On Christmas Day, Esquivel announced a complaint for plagiarism with the Mexico City's prosecutor's office, led by Ernestina Godoy Ramos, affirming that she began writing her thesis in 1985 and that she would continue with the process to become president of the SCJN on 2 January 2023. In her complaint to the prosecutor's office, Esquivel mentions the existence of a notarized declaration said by Báez, in which he admits that he plagiarized Esquivel's thesis. After six days of investigation, the prosecution allegedly determined that Esquivel had not plagiarized the thesis based on evidence provided by her. On 2 January, Norma Lucía Piña Hernández was elected as the president of the court. Hours later, the prosecutor's office issued a statement saying that although they received Esquivel's complaint, they determined that they could not proceed with the investigation since the statute of limitations had expired. Subsequently, it was revealed that Báez's notarized admission was a letter purportedly written and signed by him and sent to Rodríguez's home, something Báez denied having done.

On 11 January, UNAM determined that Esquivel "substantially" copied Báez's thesis but that they did not have the authority to remove her bachelor's degree, which remained pending the Secretariat of Education's decision. The university also reported that it would implement technological measures to prevent plagiarism. Báez announced that he would file a lawsuit against Esquivel for plagiarism and for filing false testimony with the city prosecutor's office.

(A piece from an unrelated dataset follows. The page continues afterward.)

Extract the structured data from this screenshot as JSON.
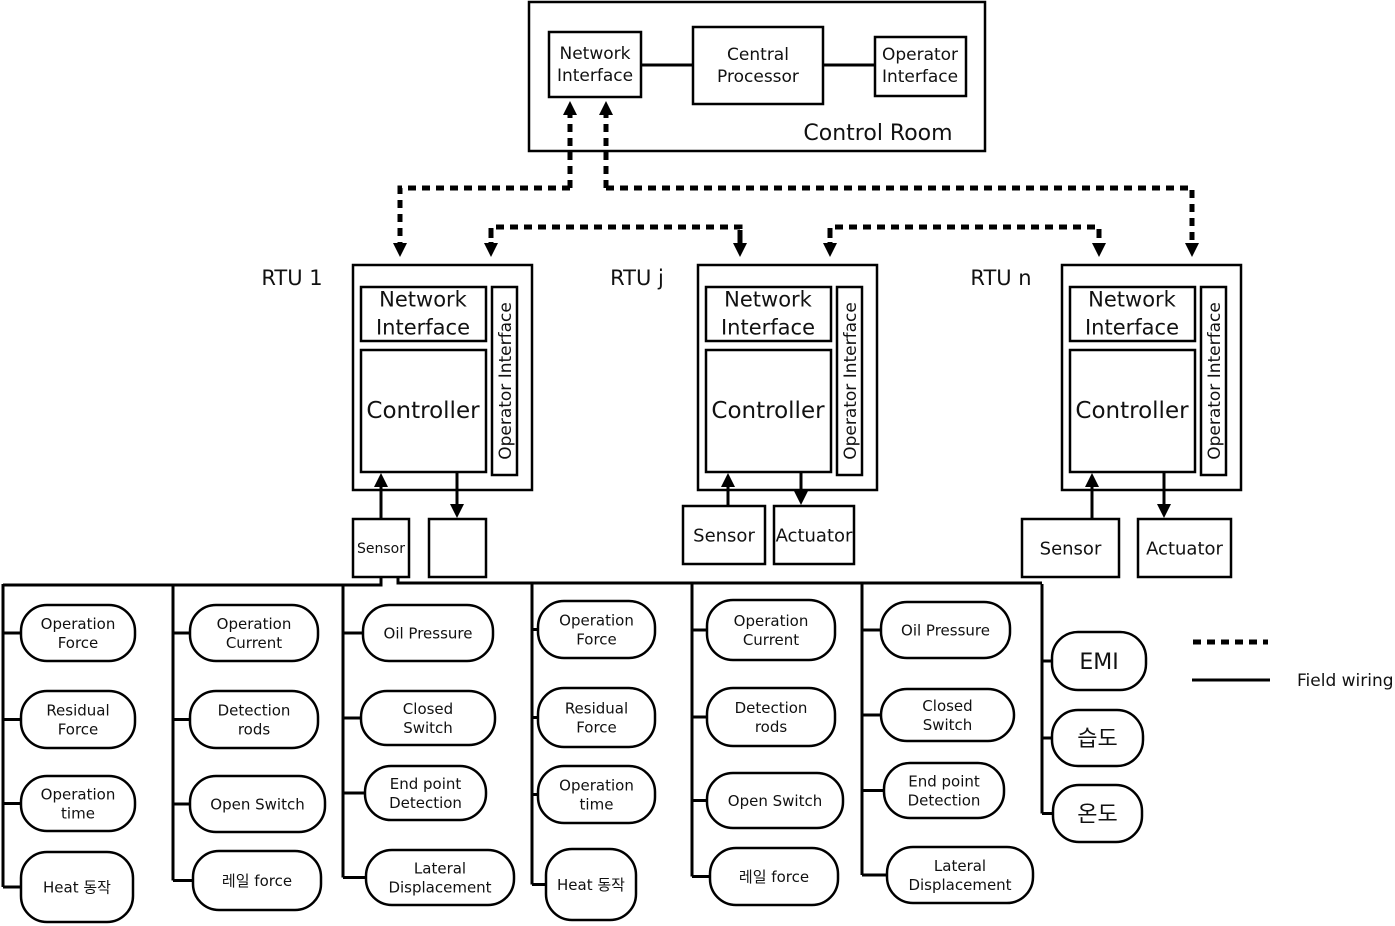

On 13 February 2023, Esquivel requested a writ of amparo against the plagiarism investigation at UNAM, citing that she was not guaranteed "the right to honor, to an adequate defense, to due process, to legal certainty and to legality". In December 2024, a federal court ordered the UNAM not to publish its research on the alleged plagiarism, stating that a degree cannot be revoked from former students.

===Doctorate degree===
On 24 February 2023, the Spanish newspaper El País published an investigation into the alleged plagiarism in Esquivel's 2009 doctoral thesis, which was coordinated by the Anáhuac University in collaboration with the Complutense University of Madrid—according to Esquivel's curriculum. In the press release, the journalists found multiple uncited fragments of twelve works by other authors, equivalent to 46.5% of fragments identical to the corresponding original works. Esquivel's attorney attributed the error to quotation marks; when asked about it, López Obrador said it was "not newsworthy". Anáhuac University declined to sanction Esquivel because its guidelines only establish sanctions within the first three years after obtaining a degree. Complutense University, on the other hand, disassociated itself from the thesis and denied any collaboration in her doctoral degree.